Seguí un sendero de ladrillo. Rodeé el edificio, y al pasar bajo la sombra de los árboles me saludaron varios coches más de la policía, una grúa de remolque con las luces del techo destellando y al menos una docena de hombres de uniforme y de paisano. No vi el jeep Cherokee rojo hasta que lo tuve casi delante. Estaba fuera de la zona pavimentada, hacia la mitad de la rampa de salida, en una depresión semioculta por el follaje. El automóvil, de dos puertas, estaba cubierto por una fina capa de polvo.

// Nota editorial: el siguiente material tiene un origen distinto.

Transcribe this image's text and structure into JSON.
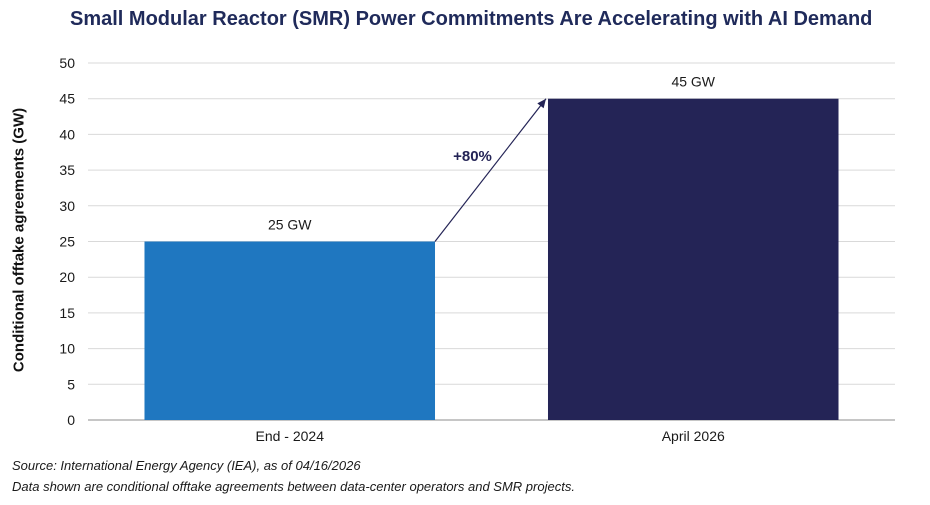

Al atisbar por la ventanilla del conductor comprobé que el interior de cuero beige estaba muy limpio y que, ordenadas con cuidado sobre el asiento posterior, había varias piezas de equipaje, un esquí de eslalon, un rollo de cuerda para esquí de nailon amarillo y una nevera de plástico rojo y blanco. Las llaves colgaban del contacto. Las ventanillas estaban parcialmente abiertas. Desde el borde del asfalto las huellas de los neumáticos eran claramente visibles sobre la pendiente herbosa; la rejilla cromada del radiador rozaba un grupo de pinos.
Marino estaba conversando con un hombre rubio y delgado al que yo no conocía. Me lo presentó como Jay Morrell, de la policía del Estado, y parecía estar al mando de la operación.
—Kay Scarpetta —me presenté, puesto que Marino me había identificado únicamente como «la doctora».
Morrell fijó en mí sus Ray-Ban verde oscuro y asintió con la cabeza. Sin uniforme y provisto de un bigote que era poco más que bozo adolescente, exudaba el aire de jactancia y eficacia que yo relacionaba con los investigadores nuevos en su trabajo.
—He aquí lo que sabemos por el momento. —Continuamente miraba de soslayo, nervioso—. El jeep pertenece a Deborah Harvey, y ella y su acompañante, Fred Cheney, salieron de la residencia de los Harvey anoche, aproximadamente a las ocho de la tarde. Se dirigían a Spindrift, donde la familia Harvey posee una casa en la playa.